La constitution de l’état de l’art, désormais implicite

Dans la nouvelle trame scientifique du CIR, il n’est désormais fait mention nulle part de la nécessité de fournir l’état de l’art. On retrouve seulement une simple ligne dans le Guide du CIR 2018 : le préalable à une opération de R&D est l’étude et l’analyse des connaissances existantes et exploitables. Autrement dit, il n’est plus indiqué explicitement que le déclarant doive renseigner un état de l’art exhaustif de la littérature de son écosystème.
À notre sens, ce manque de précision est un véritable danger pour les déclarants qui ne possèdent pas une connaissance approfondie du dispositif. Nous encourageons avec insistance la simplification de l’état de l’art en ôtant les mentions à une littérature trop large, afin de n’indiquer que ce qui attrait à la problématique scientifique. Toutefois, nous insistons sur la nécessité de fournir un état de l’art. Le risque pour les déclarants est d’inclure des opérations qui ne sont pas éligibles, car ne correspondant pas à la résolution d’un verrou scientifique. En effet, si le déclarant n’est pas en mesure de prouver que les travaux ont été entrepris pour résoudre une incertitude technique ou scientifique, ceux-ci ne pourront en aucun cas donner lieu au CIR. Et par conséquent, sans état de l’art, il n’est pas possible de prouver qu’il y a bien un verrou à résoudre.

En Février 2019, nous avions eu l’occasion d’assister à un débat avec trois représentants du Ministère de la Recherche, durant lequel nous avons pu aborder la question de ce manque de clarté concernant l’état de l’art dans la nouvelle trame scientifique du CIR. La réponse apportée était la suivante : bien que la trame ne mentionne pas de devoir fournir un état de l’art, les déclarants doivent obligatoirement faire apparaître l’apport de la connaissance pour montrer le caractère original des opérations réalisées par rapport à l’existant. Cela montre bien une certaine ambivalence des attendus des autorités de contrôle … Selon nos informations, la suppression de l’état de l’art et de la bibliographie seraient dues au fait que les experts mandatés constatent une recrudescence de « l’inventivité » de certains déclarants et de leurs prestataires de conseil dans la rédaction de ces parties critiques. Autrement dit, la constitution d’un état de l’art superficiel sert régulièrement à contourner l’absence de verrous. Pour les experts mandatés, ces nouvelles consignes ont pour objectif de matérialiser plus lisiblement le véritable niveau des connaissances.
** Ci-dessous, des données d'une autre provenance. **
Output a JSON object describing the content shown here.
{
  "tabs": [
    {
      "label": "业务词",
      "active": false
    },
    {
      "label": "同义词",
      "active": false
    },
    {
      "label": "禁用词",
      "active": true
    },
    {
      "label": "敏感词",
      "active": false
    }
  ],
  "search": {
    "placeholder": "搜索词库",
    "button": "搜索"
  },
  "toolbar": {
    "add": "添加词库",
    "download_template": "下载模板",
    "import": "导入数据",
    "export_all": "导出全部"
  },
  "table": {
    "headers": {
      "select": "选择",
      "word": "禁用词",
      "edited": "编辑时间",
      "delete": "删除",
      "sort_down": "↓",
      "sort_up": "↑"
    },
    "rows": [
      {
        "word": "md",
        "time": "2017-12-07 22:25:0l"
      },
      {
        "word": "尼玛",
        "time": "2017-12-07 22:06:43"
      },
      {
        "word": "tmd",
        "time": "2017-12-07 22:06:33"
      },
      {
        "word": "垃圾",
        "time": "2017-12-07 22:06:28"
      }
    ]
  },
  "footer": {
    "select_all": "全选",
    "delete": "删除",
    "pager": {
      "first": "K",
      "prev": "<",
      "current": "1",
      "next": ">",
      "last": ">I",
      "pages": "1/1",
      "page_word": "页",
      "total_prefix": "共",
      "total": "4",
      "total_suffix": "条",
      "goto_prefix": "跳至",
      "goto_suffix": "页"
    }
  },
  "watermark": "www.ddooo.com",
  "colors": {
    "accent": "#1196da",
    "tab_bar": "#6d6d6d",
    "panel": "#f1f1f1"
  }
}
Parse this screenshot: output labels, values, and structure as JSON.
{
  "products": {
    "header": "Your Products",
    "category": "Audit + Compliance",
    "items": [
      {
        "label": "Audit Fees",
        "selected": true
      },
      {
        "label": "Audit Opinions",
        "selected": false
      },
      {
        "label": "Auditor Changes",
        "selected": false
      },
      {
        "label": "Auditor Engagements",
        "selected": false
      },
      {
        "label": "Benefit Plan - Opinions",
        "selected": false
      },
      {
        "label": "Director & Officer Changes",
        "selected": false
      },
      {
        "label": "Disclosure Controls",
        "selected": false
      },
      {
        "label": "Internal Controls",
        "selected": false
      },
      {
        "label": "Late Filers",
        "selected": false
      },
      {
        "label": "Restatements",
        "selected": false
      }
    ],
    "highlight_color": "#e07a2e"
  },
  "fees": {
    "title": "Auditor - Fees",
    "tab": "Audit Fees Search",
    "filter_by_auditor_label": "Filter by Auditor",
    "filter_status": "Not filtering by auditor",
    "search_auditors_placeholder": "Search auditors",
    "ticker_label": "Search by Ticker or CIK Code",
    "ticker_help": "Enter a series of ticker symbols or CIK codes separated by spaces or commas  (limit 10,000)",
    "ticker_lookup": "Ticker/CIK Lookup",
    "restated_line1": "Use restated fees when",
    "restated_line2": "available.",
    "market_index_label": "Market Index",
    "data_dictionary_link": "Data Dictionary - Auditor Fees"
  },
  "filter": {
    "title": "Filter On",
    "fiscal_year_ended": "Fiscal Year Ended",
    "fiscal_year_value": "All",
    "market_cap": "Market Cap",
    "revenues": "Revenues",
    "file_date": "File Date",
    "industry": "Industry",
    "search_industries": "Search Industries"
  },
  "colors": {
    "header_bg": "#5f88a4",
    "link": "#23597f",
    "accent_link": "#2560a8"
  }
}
Une sélection rigoureuse des opérations retenues

La nouvelle trame scientifique du CIR explique désormais qu’un projet se décompose en opérations de R&D – terme copieusement repris dans le Guide du CIR 2018. Un même projet est découpable en différentes opérations relevant de la R&D ou non. Seules les opérations visant à lever un verrou sont valorisables au titre du CIR. En conséquence, seules les dépenses affectées à ces opérations pourront être comptabilisées dans l’assiette.
En outre, la trame fait référence à une « sélection » des opérations au titre du CIR, en indiquant aux déclarants qu’ils doivent « expliquer, en quelques lignes, les critères appliqués pour sélectionner les opérations retenues au tire du CIR » et surtout, « indiquer quelles étapes de l’opération ont été déclarées au CIR et quelles autres ont été écartées ». Il s’agit là d’une nouveauté qui précise clairement la nouvelle ligne de conduite adoptée par les autorités de contrôle. Il est désormais demandé aux déclarants un comportement vertueux pour montrer leur bonne foi. En expliquant ce qu’ils n’ont pas retenu et pourquoi, ils montrent ainsi leur bonne maîtrise des textes légaux et du dispositif, ce qui donne un a priori positif aux experts mandatés en cas de contrôle.
La trame demande de fournir la liste des personnels R&D, leur rôle dans les opérations retenues et le temps passé. L’objectif étant d’être capable de justifier de façon rigoureuse chaque opération, chaque projet, chaque sous-projet et chaque personnel de recherche dans la comptabilisation de l’assiette. Ce découpage par phases laisse pressentir une volonté claire du MESRI de faire le tri entre les taches éligibles et celles qui ne le sont pas.
Toutefois, nous relevons une contradiction entre cette nouvelle consigne et les textes légaux. Ceux-ci expliquent bien qu’une tâche demeure éligible au CIR même si, comptabilisée individuellement elle n’est pas éligible mais qu’elle est indispensable à la réalisation de l’opération. En effet, le Bulletin Officiel des Finances Publiques précise que : « dès lors qu’un projet est qualifié de projet de R&D, l’ensemble des opérations nécessaires à sa réalisation est considéré comme de la R&D, y compris dans le cas où ces opérations, si elles étaient prises isolément, ne constitueraient pas de la R&D » (BOI-BIC-RICI-10-10-10-20-20161102 §310).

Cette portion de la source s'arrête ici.